ST. LOUIS (KMOV.com) -- A new bill could impact how often some parents get to see their children.
House Bill 229 pushes to have more split custody arrangements, instead of defaulting to a custodial and non-custodial parent. A St. Louis dad is part of a team advocating for the change.
Right now, if single or divorcing parents cannot agree on custody out of court, it's up to the judge. Some argue the courts favor mothers over fathers. But this bill would set the starting point for any child custody case to be 50/50, until one side proves it should be otherwise.
It's an arrangement Mark Ludwig only wishes he would have had.
"I would just sit here crying every night," said Ludwig, thinking of the time after his son was born when he didn't get to see him.
Ludwig kept a diary of every day of his 9-year-old son's life and on many of the first pages, he wrote of the pain of not being together.
"Not only am I not one of the only ones, this is prevalent all over America," said Ludwig.
Ludwig is the non-custodial parent, meaning his son lives with his mom and Ludwig sees him on weekends, and sometimes for a few hours during the week. He never imagined the courts would so quickly set that arrangement.
"My initial thought was immediately both of us would get 50/50 custody, the child has a mother and a father. I was highly surprised," said Ludwig.
In the years since, Ludwig became the executive director of Americans for Equal Shared Parenting. He is part of a larger group pushing to change how custody cases are decided in Missouri.
"The bill is a 50/50 rebuttal of presumption. What that means is when two parents walk into a courtroom after a divorce, the child is presumed to have equal access to both parents. It's rebuttable, meaning we don't want to give a cookie cutter approach," said Ludwig.
But some family law attorneys worry the change would be taken too far.
"Whenever we talk about a rebuttable presumption, when we make a new law, it does seem over time that becomes not rebuttable, but chiseled in stone. And the rebuttable part goes away," said Cary Mogerman, attorney at Carmody MacDonald. "It's saying every family should be treated the same way and every family is quite different."
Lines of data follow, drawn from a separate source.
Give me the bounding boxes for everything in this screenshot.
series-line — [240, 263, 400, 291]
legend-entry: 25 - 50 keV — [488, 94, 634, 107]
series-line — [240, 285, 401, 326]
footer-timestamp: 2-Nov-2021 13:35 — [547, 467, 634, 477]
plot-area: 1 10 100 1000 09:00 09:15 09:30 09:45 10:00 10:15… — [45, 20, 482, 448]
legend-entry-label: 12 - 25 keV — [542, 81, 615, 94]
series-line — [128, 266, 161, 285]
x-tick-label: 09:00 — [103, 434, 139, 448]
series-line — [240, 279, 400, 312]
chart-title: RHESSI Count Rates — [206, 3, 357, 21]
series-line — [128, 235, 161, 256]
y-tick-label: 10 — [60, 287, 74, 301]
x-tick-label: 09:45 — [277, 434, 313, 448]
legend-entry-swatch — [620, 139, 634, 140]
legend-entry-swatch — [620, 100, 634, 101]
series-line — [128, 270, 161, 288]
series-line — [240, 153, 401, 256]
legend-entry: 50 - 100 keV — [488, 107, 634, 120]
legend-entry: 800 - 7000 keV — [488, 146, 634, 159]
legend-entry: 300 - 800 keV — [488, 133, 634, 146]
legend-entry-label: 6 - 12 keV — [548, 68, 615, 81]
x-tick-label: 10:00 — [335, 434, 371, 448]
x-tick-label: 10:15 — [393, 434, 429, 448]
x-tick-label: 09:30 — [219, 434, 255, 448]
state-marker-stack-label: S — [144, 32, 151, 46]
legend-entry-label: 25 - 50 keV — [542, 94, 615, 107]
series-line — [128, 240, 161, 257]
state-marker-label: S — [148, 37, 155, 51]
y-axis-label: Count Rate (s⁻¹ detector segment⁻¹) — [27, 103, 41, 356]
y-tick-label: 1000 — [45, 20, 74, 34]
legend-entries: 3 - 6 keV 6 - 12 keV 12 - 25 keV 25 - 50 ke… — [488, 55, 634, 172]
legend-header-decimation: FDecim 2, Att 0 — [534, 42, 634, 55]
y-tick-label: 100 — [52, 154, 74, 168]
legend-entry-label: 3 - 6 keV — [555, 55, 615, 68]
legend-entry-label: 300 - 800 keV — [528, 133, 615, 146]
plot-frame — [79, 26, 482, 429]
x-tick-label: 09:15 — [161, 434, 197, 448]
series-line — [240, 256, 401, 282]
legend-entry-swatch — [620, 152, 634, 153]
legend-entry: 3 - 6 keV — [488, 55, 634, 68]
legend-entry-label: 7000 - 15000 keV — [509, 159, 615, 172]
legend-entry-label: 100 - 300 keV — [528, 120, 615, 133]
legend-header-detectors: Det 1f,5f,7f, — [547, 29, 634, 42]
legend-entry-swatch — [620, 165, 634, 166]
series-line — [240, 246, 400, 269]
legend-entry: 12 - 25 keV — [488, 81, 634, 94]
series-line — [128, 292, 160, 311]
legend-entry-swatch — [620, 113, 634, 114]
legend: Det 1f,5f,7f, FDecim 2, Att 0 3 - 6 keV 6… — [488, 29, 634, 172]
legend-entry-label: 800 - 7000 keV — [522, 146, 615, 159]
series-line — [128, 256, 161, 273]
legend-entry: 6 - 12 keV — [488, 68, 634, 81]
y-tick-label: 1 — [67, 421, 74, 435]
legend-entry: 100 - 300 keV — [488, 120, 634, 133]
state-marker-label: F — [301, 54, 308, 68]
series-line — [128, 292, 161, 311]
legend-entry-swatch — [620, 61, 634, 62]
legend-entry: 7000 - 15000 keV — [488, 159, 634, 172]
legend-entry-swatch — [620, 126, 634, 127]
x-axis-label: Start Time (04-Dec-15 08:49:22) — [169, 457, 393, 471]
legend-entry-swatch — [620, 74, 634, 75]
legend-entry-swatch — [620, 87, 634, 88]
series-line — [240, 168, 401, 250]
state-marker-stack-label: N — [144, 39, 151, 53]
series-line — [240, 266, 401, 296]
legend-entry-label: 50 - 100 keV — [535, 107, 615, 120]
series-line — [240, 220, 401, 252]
"Right now we have a rubber stamp almost of one parent is going to get every other weekend. We're just wanting to move the ball to the 50 yard line when you start off," said Ludwig.
This bill already passed the Missouri House and just this week a Senate committee. Next, it will go to the Senate floor and, if passed, would still have to be signed by the governor.
Ludwig is pushing for similar legislation in other states, too.